© Leonine Studios
Regisseur Edward Berger gibt letzte Anweisungen vor einer Szene seines Papst-Thrillers Konklave.
“Der Hauptverband der Filmtheater rechnet für das Jahr 2024 mit nur 90 Millionen verkauften Tickets, das ist ein historisches Tief. Vor der Pandemie waren es fast 30 Millionen mehr”, bilanziert der Tagesspiegel (30.11.24). Erfreulicherweise ist die Vorstellung am frühen Abend im Delphi Filmpalast in Berlin recht gut besucht. Selten einmal gehe ich vollkommen unbefangen ins Kino. Über “Konklave” von Edward Berger wusste ich nichts. Filme, die im Vatikan spielen und sich mit einer Papstwahl beschäftigen, interessieren mich nicht. Um so mehr bin ich überrascht, dass “Konklave” nach dem Bestseller von Robert Harris vom ersten Moment an fesselt. Regie, Mitwirkende, Kamera und Musik – alles passt bei diesem spannenden Film. Action gibt es nicht; alles spielt sich im Vatikan ab, hinter Schloss und Riegel. Die Wahl eines Papstes ist hoch geheim und im Ablauf unspektakulär, aber Edward Berger erzählt dieses Procedere als Allegorie eines Machtkampfes. Die Kardinäle aus aller Welt kämpfen mit allen Mitteln um Macht und Einfluss.

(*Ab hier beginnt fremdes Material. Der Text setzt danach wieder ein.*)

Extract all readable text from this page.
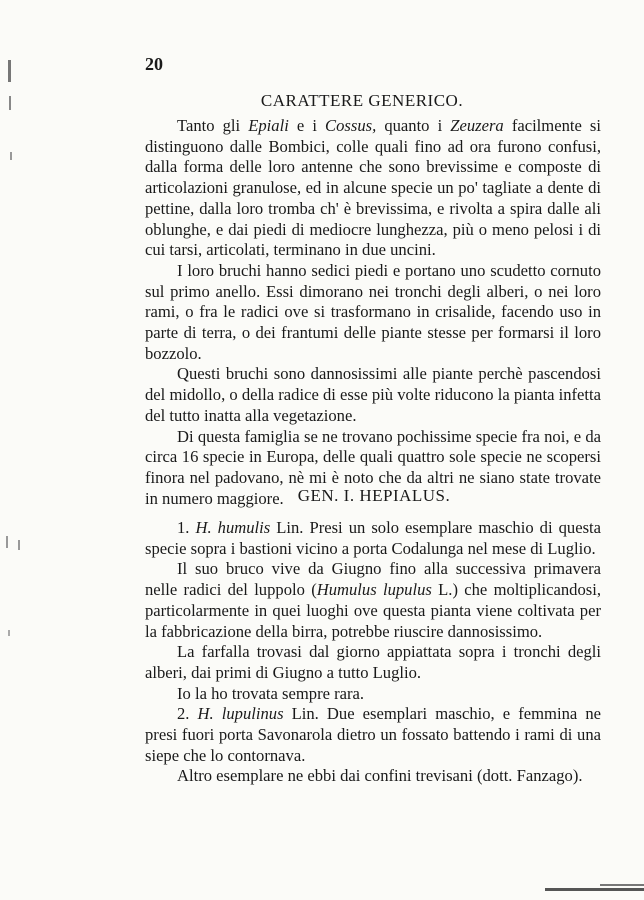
20
CARATTERE GENERICO.

Tanto gli Epiali e i Cossus, quanto i Zeuzera facilmente si distinguono dalle Bombici, colle quali fino ad ora furono confusi, dalla forma delle loro antenne che sono brevissime e composte di articolazioni granulose, ed in alcune specie un po' tagliate a dente di pettine, dalla loro tromba ch' è brevissima, e rivolta a spira dalle ali oblunghe, e dai piedi di mediocre lunghezza, più o meno pelosi i di cui tarsi, articolati, terminano in due uncini.

I loro bruchi hanno sedici piedi e portano uno scudetto cornuto sul primo anello. Essi dimorano nei tronchi degli alberi, o nei loro rami, o fra le radici ove si trasformano in crisalide, facendo uso in parte di terra, o dei frantumi delle piante stesse per formarsi il loro bozzolo.

Questi bruchi sono dannosissimi alle piante perchè pascendosi del midollo, o della radice di esse più volte riducono la pianta infetta del tutto inatta alla vegetazione.

Di questa famiglia se ne trovano pochissime specie fra noi, e da circa 16 specie in Europa, delle quali quattro sole specie ne scopersi finora nel padovano, nè mi è noto che da altri ne siano state trovate in numero maggiore. GEN. I. HEPIALUS.

1. H. humulis Lin. Presi un solo esemplare maschio di questa specie sopra i bastioni vicino a porta Codalunga nel mese di Luglio.

Il suo bruco vive da Giugno fino alla successiva primavera nelle radici del luppolo (Humulus lupulus L.) che moltiplicandosi, particolarmente in quei luoghi ove questa pianta viene coltivata per la fabbricazione della birra, potrebbe riuscire dannosissimo.

La farfalla trovasi dal giorno appiattata sopra i tronchi degli alberi, dai primi di Giugno a tutto Luglio.

Io la ho trovata sempre rara.

2. H. lupulinus Lin. Due esemplari maschio, e femmina ne presi fuori porta Savonarola dietro un fossato battendo i rami di una siepe che lo contornava.

Altro esemplare ne ebbi dai confini trevisani (dott. Fanzago).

Kardinal Lawrence (großartig Ralph Fiennes) ist vom Papst vor seinem Tod damit beauftragt worden, die Wahl eines würdigen Nachfolgers zu gewährleisten. Er stellt eigene Ambitionen zurück. Einmal erinnert er an Jesus, der in seiner Todesstunde mit seinem Glauben hadert – “Mein Gott, mein Gott, warum hast Du mich verlassen.” Unser Handeln solle von Zweifel, nicht von Gewissheit geprägt sein, fordert Lawrence. Diese Tugend wünschte man sich bei Politiker: innen einer Partei, die sich sogar christlich nennt. Kaum war der syrische Diktator Baschar Hafiz al-Assad geflohen, wurde schon die Rückführung der syrischen Flüchtlinge aus Deutschland gefordert. Besonders populistisch gab sich wieder einmal Jens Spahn, der stellvertretende Vorsitzende der Unionsfraktion im Bundestag. Als ehemaliger Gesundheitsminister sollte ihm doch klar sein, wie wichtig etwa die 5.800 syrischen Staatsbürger sind, von denen viele in Krankenhäusern arbeiten.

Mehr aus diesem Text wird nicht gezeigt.